Eric Schrock wrote:

1. Some sort of background process to proactively find errors on disks
   in use by ZFS.  This will be accomplished by a background scrubbing
   option, dependent on the block-rewriting work Matt and Mark are
   working on.  This will allow something like "zpool set scrub=2weeks",
   which will tell ZFS to "scrub my data at an interval such that all
   data is touched over a 2 week period".

Obviously, scrubbing and correcting "hard" errors that result in
ZFS checksum errors is very beneficial. However, it won't address the
case of "soft" errors when the disk returns correct data but
observes some problems reading it. There are at least two good reasons
to pay attention to these "soft" errors:

a) Preemptive detection and rewriting of partially defective but
   still correctable sectors may prevent future data loss. Thus,
   it improves perceived reliability of disk drives, which is
   especially important in the JBOD case (including a single-drive JBOD).

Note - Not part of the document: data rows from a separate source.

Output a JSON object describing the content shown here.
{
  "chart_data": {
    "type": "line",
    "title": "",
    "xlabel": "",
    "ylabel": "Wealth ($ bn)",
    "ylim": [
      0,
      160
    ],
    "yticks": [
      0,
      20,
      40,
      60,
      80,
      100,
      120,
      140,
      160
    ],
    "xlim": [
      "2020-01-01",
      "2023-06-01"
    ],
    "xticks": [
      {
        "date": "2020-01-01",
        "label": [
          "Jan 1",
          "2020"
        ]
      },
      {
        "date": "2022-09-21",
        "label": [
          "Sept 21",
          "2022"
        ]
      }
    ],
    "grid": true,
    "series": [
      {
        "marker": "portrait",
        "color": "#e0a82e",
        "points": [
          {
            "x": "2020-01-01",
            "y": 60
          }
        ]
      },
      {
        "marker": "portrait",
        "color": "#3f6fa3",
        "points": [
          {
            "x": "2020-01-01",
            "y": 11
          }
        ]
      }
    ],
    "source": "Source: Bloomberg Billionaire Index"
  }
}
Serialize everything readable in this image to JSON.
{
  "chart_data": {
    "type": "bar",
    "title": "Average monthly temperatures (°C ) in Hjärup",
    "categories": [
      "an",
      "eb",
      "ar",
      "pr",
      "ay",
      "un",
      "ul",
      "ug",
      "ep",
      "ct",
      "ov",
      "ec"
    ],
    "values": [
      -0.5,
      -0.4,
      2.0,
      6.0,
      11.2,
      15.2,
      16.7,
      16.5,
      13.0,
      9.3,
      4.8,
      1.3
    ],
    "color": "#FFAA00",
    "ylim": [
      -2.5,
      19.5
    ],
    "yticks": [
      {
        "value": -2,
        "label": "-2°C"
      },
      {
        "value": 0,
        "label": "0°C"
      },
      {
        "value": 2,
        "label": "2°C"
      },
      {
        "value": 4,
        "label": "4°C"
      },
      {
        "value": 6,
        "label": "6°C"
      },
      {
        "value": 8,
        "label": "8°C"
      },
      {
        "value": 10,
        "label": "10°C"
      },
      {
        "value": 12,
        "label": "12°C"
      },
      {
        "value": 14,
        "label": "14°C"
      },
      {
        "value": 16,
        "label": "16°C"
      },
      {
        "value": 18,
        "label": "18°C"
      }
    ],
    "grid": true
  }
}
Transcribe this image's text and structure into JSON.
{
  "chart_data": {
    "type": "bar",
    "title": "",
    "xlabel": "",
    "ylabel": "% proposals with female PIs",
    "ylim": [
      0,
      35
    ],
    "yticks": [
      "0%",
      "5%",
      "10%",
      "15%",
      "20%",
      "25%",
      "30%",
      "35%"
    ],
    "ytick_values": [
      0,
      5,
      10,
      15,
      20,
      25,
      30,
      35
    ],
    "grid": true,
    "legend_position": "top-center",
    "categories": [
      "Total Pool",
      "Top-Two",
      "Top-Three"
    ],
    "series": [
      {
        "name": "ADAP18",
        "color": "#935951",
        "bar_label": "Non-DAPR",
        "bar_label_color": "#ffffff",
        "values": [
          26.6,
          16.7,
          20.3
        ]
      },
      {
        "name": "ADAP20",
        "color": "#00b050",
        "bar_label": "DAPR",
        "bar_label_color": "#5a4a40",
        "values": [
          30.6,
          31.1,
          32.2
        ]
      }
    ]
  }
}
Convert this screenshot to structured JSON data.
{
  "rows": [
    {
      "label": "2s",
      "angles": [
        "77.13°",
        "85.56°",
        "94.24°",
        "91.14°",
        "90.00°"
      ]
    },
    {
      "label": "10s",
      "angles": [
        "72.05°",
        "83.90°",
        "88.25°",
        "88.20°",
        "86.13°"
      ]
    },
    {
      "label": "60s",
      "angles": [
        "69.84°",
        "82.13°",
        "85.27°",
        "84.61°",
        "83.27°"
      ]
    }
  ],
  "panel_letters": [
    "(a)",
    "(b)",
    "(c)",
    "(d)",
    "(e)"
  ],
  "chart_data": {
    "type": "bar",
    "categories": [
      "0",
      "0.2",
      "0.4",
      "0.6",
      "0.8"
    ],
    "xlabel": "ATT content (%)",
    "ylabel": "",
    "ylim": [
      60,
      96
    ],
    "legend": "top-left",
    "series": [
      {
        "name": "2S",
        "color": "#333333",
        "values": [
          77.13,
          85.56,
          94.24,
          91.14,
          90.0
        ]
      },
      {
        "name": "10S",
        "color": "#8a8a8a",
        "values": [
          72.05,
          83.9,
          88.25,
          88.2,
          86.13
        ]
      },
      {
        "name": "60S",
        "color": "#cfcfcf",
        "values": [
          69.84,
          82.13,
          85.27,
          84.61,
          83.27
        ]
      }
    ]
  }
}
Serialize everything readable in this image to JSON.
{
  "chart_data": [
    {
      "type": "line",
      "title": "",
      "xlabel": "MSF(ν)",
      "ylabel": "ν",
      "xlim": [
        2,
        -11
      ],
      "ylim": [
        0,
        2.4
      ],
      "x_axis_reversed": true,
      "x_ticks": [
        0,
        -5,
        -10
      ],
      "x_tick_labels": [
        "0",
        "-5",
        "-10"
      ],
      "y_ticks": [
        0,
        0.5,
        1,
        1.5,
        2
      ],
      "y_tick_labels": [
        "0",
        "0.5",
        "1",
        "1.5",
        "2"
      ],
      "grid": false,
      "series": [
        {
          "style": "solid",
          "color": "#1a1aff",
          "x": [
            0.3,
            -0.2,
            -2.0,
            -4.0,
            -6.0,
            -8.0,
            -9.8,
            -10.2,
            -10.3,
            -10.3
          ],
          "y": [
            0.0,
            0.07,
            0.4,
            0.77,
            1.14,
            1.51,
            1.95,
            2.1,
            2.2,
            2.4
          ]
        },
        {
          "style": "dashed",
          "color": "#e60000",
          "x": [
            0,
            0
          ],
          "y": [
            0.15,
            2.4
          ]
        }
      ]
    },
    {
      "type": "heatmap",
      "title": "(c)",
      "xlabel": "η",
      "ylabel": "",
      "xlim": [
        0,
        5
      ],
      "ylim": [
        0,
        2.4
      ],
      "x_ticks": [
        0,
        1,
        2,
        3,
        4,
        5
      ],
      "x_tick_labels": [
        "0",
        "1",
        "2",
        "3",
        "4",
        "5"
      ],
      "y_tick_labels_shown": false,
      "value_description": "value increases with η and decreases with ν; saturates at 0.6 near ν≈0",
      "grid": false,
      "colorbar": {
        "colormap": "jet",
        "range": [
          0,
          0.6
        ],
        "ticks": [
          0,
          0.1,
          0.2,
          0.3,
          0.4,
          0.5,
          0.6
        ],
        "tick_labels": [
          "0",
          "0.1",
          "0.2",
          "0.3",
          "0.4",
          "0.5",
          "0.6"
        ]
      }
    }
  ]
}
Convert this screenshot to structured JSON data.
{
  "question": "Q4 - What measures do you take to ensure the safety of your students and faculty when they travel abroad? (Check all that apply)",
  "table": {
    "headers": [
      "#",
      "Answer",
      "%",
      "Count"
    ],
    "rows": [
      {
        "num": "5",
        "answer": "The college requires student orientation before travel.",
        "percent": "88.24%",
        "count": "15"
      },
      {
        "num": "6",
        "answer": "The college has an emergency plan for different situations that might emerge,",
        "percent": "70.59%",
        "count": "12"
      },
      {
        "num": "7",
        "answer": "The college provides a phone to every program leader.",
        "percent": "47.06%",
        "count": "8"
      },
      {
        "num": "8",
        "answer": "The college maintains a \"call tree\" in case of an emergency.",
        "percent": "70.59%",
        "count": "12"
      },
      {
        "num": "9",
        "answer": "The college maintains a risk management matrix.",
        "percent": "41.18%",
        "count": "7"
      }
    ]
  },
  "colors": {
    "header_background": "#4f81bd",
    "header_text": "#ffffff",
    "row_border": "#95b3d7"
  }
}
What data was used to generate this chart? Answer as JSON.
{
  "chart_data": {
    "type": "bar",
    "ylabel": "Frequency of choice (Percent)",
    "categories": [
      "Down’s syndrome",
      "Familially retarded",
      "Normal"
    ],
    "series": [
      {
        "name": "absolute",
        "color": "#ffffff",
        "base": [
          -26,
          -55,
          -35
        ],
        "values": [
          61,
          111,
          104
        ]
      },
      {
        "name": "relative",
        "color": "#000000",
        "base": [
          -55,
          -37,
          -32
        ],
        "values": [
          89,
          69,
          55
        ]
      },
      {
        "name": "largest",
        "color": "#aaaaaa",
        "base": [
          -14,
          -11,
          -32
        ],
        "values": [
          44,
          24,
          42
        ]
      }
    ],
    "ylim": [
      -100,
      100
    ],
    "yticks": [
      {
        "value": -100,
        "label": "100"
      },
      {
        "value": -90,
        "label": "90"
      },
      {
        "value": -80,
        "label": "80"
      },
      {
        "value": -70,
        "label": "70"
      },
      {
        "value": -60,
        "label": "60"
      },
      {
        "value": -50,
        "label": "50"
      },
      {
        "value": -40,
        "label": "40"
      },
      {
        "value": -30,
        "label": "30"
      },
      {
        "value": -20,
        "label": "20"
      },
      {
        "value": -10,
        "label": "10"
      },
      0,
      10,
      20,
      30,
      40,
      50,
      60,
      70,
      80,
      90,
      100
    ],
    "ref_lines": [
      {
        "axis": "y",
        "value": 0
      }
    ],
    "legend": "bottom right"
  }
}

b) It is not uncommon for such successful reads of partially defective
   media to happen only after several retries. It is somewhat unfortunate
   that there is no simple way to tell the drive how many times to retry.
   Firmware in ATA/SATA drives, used predominantly in single-disk PCs,
   will typically do a heroic effort to retrieve the data. It will
   make numerous attempts to reposition the actuator, recalibrate the
   head current, etc. It can take up to 20-40 seconds! Such strategy
   is reasonable for a desktop PC but in it happens in an busy
   enterprise file server it results in a temporary availability loss
   (the drive freezes for up 20-40 seconds every time you try to
   read this sector). Also, this strategy does not make any sense if
   a RAID group in which the drive participates has redundant data
   elsewhere, which is why SCSI/FC drives give up after a few retries.

One can detect (and repair) such problematic areas on disk by monitoring
the  SMART counters during scrubbing, and/or by monitoring physical
read timings (looking for abnormally slow ones).